Len Nicita and Jenny Wong clarify the ATO Draft Taxation Ruling on the tax treatment of rights and Retail Premiums under renounceable rights offers.
Renounceable rights issues are a common way for listed companies to raise capital. This form of capital raising involves a company inviting its existing shareholders to subscribe for additional shares in proportion to their current holdings at a discount to the current market price. The difference between a renounceable and a non-renounceable rights issue is that the former allows eligible shareholders to sell their entitlements. Any entitlements not otherwise exercised or sold are eventually offered for sale to investors via a retail bookbuild process, with the net funds remitted to the original entitlement holders referred to as the Retail Premium.
Since last year, the Australian Taxation Office (ATO) consulted with industry seeking to clarify the tax treatment of renounceable rights issues. It would seem this form of capital raising was not as well documented legally as other forms of capital raising and hence there has been some uncertainty on the associated tax treatment.

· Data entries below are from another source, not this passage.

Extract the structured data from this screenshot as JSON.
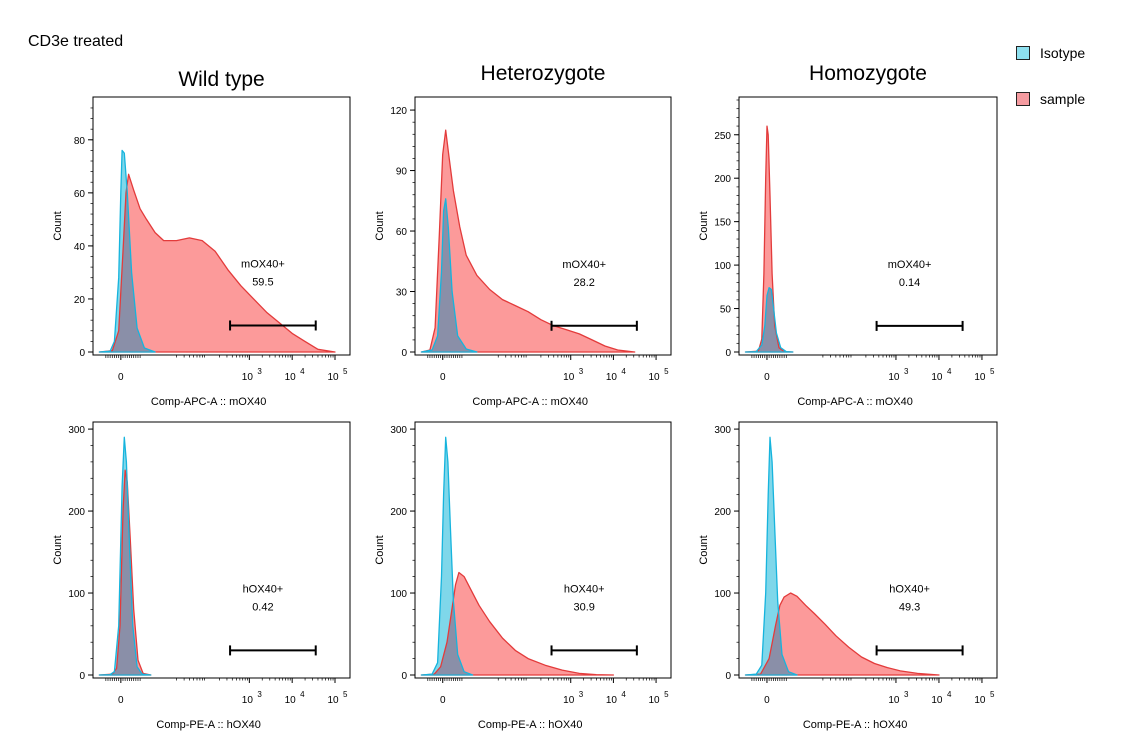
{
  "figure_title": "CD3e treated",
  "colors": {
    "isotype_fill": "#7fd7ea",
    "isotype_line": "#16b4dd",
    "sample_fill": "#fc9a9a",
    "sample_line": "#e33b3b",
    "overlap_fill": "#8a8fa8"
  },
  "legend": [
    {
      "label": "Isotype",
      "color": "#8ee0ef"
    },
    {
      "label": "sample",
      "color": "#f59ba0"
    }
  ],
  "chart_data": [
    {
      "type": "area",
      "title": "Wild type",
      "xlabel": "Comp-APC-A :: mOX40",
      "ylabel": "Count",
      "ylim": [
        0,
        95
      ],
      "yticks": [
        0,
        20,
        40,
        60,
        80
      ],
      "xticks": [
        {
          "value": 0,
          "label": "0",
          "exp": ""
        },
        {
          "value": 3,
          "label": "10",
          "exp": "3"
        },
        {
          "value": 4,
          "label": "10",
          "exp": "4"
        },
        {
          "value": 5,
          "label": "10",
          "exp": "5"
        }
      ],
      "gate": {
        "name": "mOX40+",
        "value": "59.5",
        "x_range": [
          2.55,
          4.55
        ],
        "y": 10
      },
      "series": [
        {
          "name": "Isotype",
          "points": [
            [
              -0.5,
              0
            ],
            [
              -0.25,
              0.3
            ],
            [
              -0.15,
              4
            ],
            [
              -0.05,
              28
            ],
            [
              0,
              60
            ],
            [
              0.03,
              76
            ],
            [
              0.08,
              75
            ],
            [
              0.15,
              60
            ],
            [
              0.25,
              30
            ],
            [
              0.38,
              9
            ],
            [
              0.55,
              1.5
            ],
            [
              0.8,
              0
            ]
          ]
        },
        {
          "name": "sample",
          "points": [
            [
              -0.5,
              0
            ],
            [
              -0.2,
              0.5
            ],
            [
              -0.05,
              8
            ],
            [
              0.05,
              38
            ],
            [
              0.12,
              60
            ],
            [
              0.18,
              67
            ],
            [
              0.3,
              61
            ],
            [
              0.45,
              54
            ],
            [
              0.6,
              50
            ],
            [
              0.8,
              45
            ],
            [
              1.0,
              42
            ],
            [
              1.3,
              42
            ],
            [
              1.6,
              43
            ],
            [
              1.9,
              42
            ],
            [
              2.2,
              38
            ],
            [
              2.5,
              31
            ],
            [
              2.8,
              25
            ],
            [
              3.1,
              20
            ],
            [
              3.4,
              15
            ],
            [
              3.7,
              11
            ],
            [
              4.0,
              7
            ],
            [
              4.3,
              4
            ],
            [
              4.6,
              1
            ],
            [
              5.0,
              0
            ]
          ]
        }
      ]
    },
    {
      "type": "area",
      "title": "Heterozygote",
      "xlabel": "Comp-APC-A :: mOX40",
      "ylabel": "Count",
      "ylim": [
        0,
        125
      ],
      "yticks": [
        0,
        30,
        60,
        90,
        120
      ],
      "xticks": [
        {
          "value": 0,
          "label": "0",
          "exp": ""
        },
        {
          "value": 3,
          "label": "10",
          "exp": "3"
        },
        {
          "value": 4,
          "label": "10",
          "exp": "4"
        },
        {
          "value": 5,
          "label": "10",
          "exp": "5"
        }
      ],
      "gate": {
        "name": "mOX40+",
        "value": "28.2",
        "x_range": [
          2.55,
          4.55
        ],
        "y": 13
      },
      "series": [
        {
          "name": "Isotype",
          "points": [
            [
              -0.5,
              0
            ],
            [
              -0.25,
              1
            ],
            [
              -0.12,
              8
            ],
            [
              -0.03,
              40
            ],
            [
              0.02,
              70
            ],
            [
              0.07,
              76
            ],
            [
              0.13,
              62
            ],
            [
              0.22,
              30
            ],
            [
              0.35,
              8
            ],
            [
              0.55,
              1.5
            ],
            [
              0.8,
              0
            ]
          ]
        },
        {
          "name": "sample",
          "points": [
            [
              -0.5,
              0
            ],
            [
              -0.3,
              1
            ],
            [
              -0.18,
              12
            ],
            [
              -0.08,
              58
            ],
            [
              0,
              98
            ],
            [
              0.07,
              110
            ],
            [
              0.14,
              98
            ],
            [
              0.25,
              80
            ],
            [
              0.4,
              62
            ],
            [
              0.55,
              48
            ],
            [
              0.8,
              38
            ],
            [
              1.1,
              31
            ],
            [
              1.4,
              26
            ],
            [
              1.7,
              23
            ],
            [
              2.0,
              20
            ],
            [
              2.3,
              16
            ],
            [
              2.6,
              13
            ],
            [
              2.9,
              11
            ],
            [
              3.2,
              9
            ],
            [
              3.5,
              6
            ],
            [
              3.8,
              3
            ],
            [
              4.1,
              1
            ],
            [
              4.5,
              0
            ]
          ]
        }
      ]
    },
    {
      "type": "area",
      "title": "Homozygote",
      "xlabel": "Comp-APC-A :: mOX40",
      "ylabel": "Count",
      "ylim": [
        0,
        290
      ],
      "yticks": [
        0,
        50,
        100,
        150,
        200,
        250
      ],
      "xticks": [
        {
          "value": 0,
          "label": "0",
          "exp": ""
        },
        {
          "value": 3,
          "label": "10",
          "exp": "3"
        },
        {
          "value": 4,
          "label": "10",
          "exp": "4"
        },
        {
          "value": 5,
          "label": "10",
          "exp": "5"
        }
      ],
      "gate": {
        "name": "mOX40+",
        "value": "0.14",
        "x_range": [
          2.55,
          4.55
        ],
        "y": 30
      },
      "series": [
        {
          "name": "Isotype",
          "points": [
            [
              -0.5,
              0
            ],
            [
              -0.25,
              0.5
            ],
            [
              -0.12,
              8
            ],
            [
              -0.05,
              30
            ],
            [
              0,
              65
            ],
            [
              0.05,
              74
            ],
            [
              0.1,
              72
            ],
            [
              0.15,
              52
            ],
            [
              0.22,
              22
            ],
            [
              0.32,
              5
            ],
            [
              0.45,
              0.5
            ],
            [
              0.6,
              0
            ]
          ]
        },
        {
          "name": "sample",
          "points": [
            [
              -0.5,
              0
            ],
            [
              -0.2,
              1
            ],
            [
              -0.12,
              15
            ],
            [
              -0.07,
              90
            ],
            [
              -0.03,
              200
            ],
            [
              0,
              260
            ],
            [
              0.03,
              250
            ],
            [
              0.07,
              180
            ],
            [
              0.12,
              90
            ],
            [
              0.18,
              30
            ],
            [
              0.28,
              5
            ],
            [
              0.4,
              0.5
            ],
            [
              0.6,
              0
            ]
          ]
        }
      ]
    },
    {
      "type": "area",
      "title": "",
      "xlabel": "Comp-PE-A :: hOX40",
      "ylabel": "Count",
      "ylim": [
        0,
        305
      ],
      "yticks": [
        0,
        100,
        200,
        300
      ],
      "xticks": [
        {
          "value": 0,
          "label": "0",
          "exp": ""
        },
        {
          "value": 3,
          "label": "10",
          "exp": "3"
        },
        {
          "value": 4,
          "label": "10",
          "exp": "4"
        },
        {
          "value": 5,
          "label": "10",
          "exp": "5"
        }
      ],
      "gate": {
        "name": "hOX40+",
        "value": "0.42",
        "x_range": [
          2.55,
          4.55
        ],
        "y": 30
      },
      "series": [
        {
          "name": "Isotype",
          "points": [
            [
              -0.5,
              0
            ],
            [
              -0.25,
              0.5
            ],
            [
              -0.15,
              4
            ],
            [
              -0.05,
              60
            ],
            [
              0.03,
              230
            ],
            [
              0.08,
              290
            ],
            [
              0.13,
              260
            ],
            [
              0.2,
              160
            ],
            [
              0.28,
              60
            ],
            [
              0.38,
              10
            ],
            [
              0.5,
              1
            ],
            [
              0.7,
              0
            ]
          ]
        },
        {
          "name": "sample",
          "points": [
            [
              -0.5,
              0
            ],
            [
              -0.2,
              1
            ],
            [
              -0.1,
              8
            ],
            [
              -0.02,
              60
            ],
            [
              0.05,
              200
            ],
            [
              0.1,
              250
            ],
            [
              0.15,
              235
            ],
            [
              0.22,
              165
            ],
            [
              0.3,
              80
            ],
            [
              0.4,
              18
            ],
            [
              0.52,
              2
            ],
            [
              0.7,
              0
            ]
          ]
        }
      ]
    },
    {
      "type": "area",
      "title": "",
      "xlabel": "Comp-PE-A :: hOX40",
      "ylabel": "Count",
      "ylim": [
        0,
        305
      ],
      "yticks": [
        0,
        100,
        200,
        300
      ],
      "xticks": [
        {
          "value": 0,
          "label": "0",
          "exp": ""
        },
        {
          "value": 3,
          "label": "10",
          "exp": "3"
        },
        {
          "value": 4,
          "label": "10",
          "exp": "4"
        },
        {
          "value": 5,
          "label": "10",
          "exp": "5"
        }
      ],
      "gate": {
        "name": "hOX40+",
        "value": "30.9",
        "x_range": [
          2.55,
          4.55
        ],
        "y": 30
      },
      "series": [
        {
          "name": "Isotype",
          "points": [
            [
              -0.5,
              0
            ],
            [
              -0.25,
              1
            ],
            [
              -0.12,
              15
            ],
            [
              -0.03,
              120
            ],
            [
              0.02,
              220
            ],
            [
              0.07,
              290
            ],
            [
              0.12,
              260
            ],
            [
              0.18,
              180
            ],
            [
              0.25,
              90
            ],
            [
              0.35,
              25
            ],
            [
              0.5,
              4
            ],
            [
              0.7,
              0
            ]
          ]
        },
        {
          "name": "sample",
          "points": [
            [
              -0.5,
              0
            ],
            [
              -0.2,
              1
            ],
            [
              -0.05,
              10
            ],
            [
              0.1,
              40
            ],
            [
              0.2,
              75
            ],
            [
              0.3,
              110
            ],
            [
              0.38,
              125
            ],
            [
              0.5,
              120
            ],
            [
              0.65,
              105
            ],
            [
              0.85,
              85
            ],
            [
              1.1,
              65
            ],
            [
              1.4,
              45
            ],
            [
              1.7,
              30
            ],
            [
              2.0,
              20
            ],
            [
              2.4,
              12
            ],
            [
              2.8,
              6
            ],
            [
              3.2,
              2
            ],
            [
              3.6,
              0.5
            ],
            [
              4.0,
              0
            ]
          ]
        }
      ]
    },
    {
      "type": "area",
      "title": "",
      "xlabel": "Comp-PE-A :: hOX40",
      "ylabel": "Count",
      "ylim": [
        0,
        305
      ],
      "yticks": [
        0,
        100,
        200,
        300
      ],
      "xticks": [
        {
          "value": 0,
          "label": "0",
          "exp": ""
        },
        {
          "value": 3,
          "label": "10",
          "exp": "3"
        },
        {
          "value": 4,
          "label": "10",
          "exp": "4"
        },
        {
          "value": 5,
          "label": "10",
          "exp": "5"
        }
      ],
      "gate": {
        "name": "hOX40+",
        "value": "49.3",
        "x_range": [
          2.55,
          4.55
        ],
        "y": 30
      },
      "series": [
        {
          "name": "Isotype",
          "points": [
            [
              -0.5,
              0
            ],
            [
              -0.25,
              1
            ],
            [
              -0.12,
              12
            ],
            [
              -0.03,
              100
            ],
            [
              0.03,
              220
            ],
            [
              0.07,
              290
            ],
            [
              0.12,
              260
            ],
            [
              0.18,
              180
            ],
            [
              0.25,
              90
            ],
            [
              0.35,
              25
            ],
            [
              0.5,
              4
            ],
            [
              0.7,
              0
            ]
          ]
        },
        {
          "name": "sample",
          "points": [
            [
              -0.5,
              0
            ],
            [
              -0.15,
              1
            ],
            [
              0.05,
              20
            ],
            [
              0.2,
              60
            ],
            [
              0.3,
              85
            ],
            [
              0.4,
              95
            ],
            [
              0.55,
              100
            ],
            [
              0.7,
              96
            ],
            [
              0.9,
              85
            ],
            [
              1.1,
              75
            ],
            [
              1.35,
              62
            ],
            [
              1.6,
              48
            ],
            [
              1.9,
              34
            ],
            [
              2.2,
              22
            ],
            [
              2.5,
              14
            ],
            [
              2.8,
              9
            ],
            [
              3.1,
              5
            ],
            [
              3.5,
              2
            ],
            [
              4.0,
              0
            ]
          ]
        }
      ]
    }
  ]
}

The ATO released Draft Taxation Ruling TR 2017/D3 on 10 May 2017 seeking to clarify the tax treatment of rights and Retail Premiums under renounceable rights offers where shares are held on capital account. The ruling addresses the tax treatment of Australian resident eligible shareholders and foreign resident ineligible shareholders. The tax treatment of these rights issued to each type of shareholder can be summarised as follows:
The ruling is proposed to apply both before and after its date of issue. The ATO’s ruling is welcome and is consistent with the outcomes from consultation. If you have undertaken renounceable rights issues in the past or propose to in future, you should review the tax treatment of your arrangements.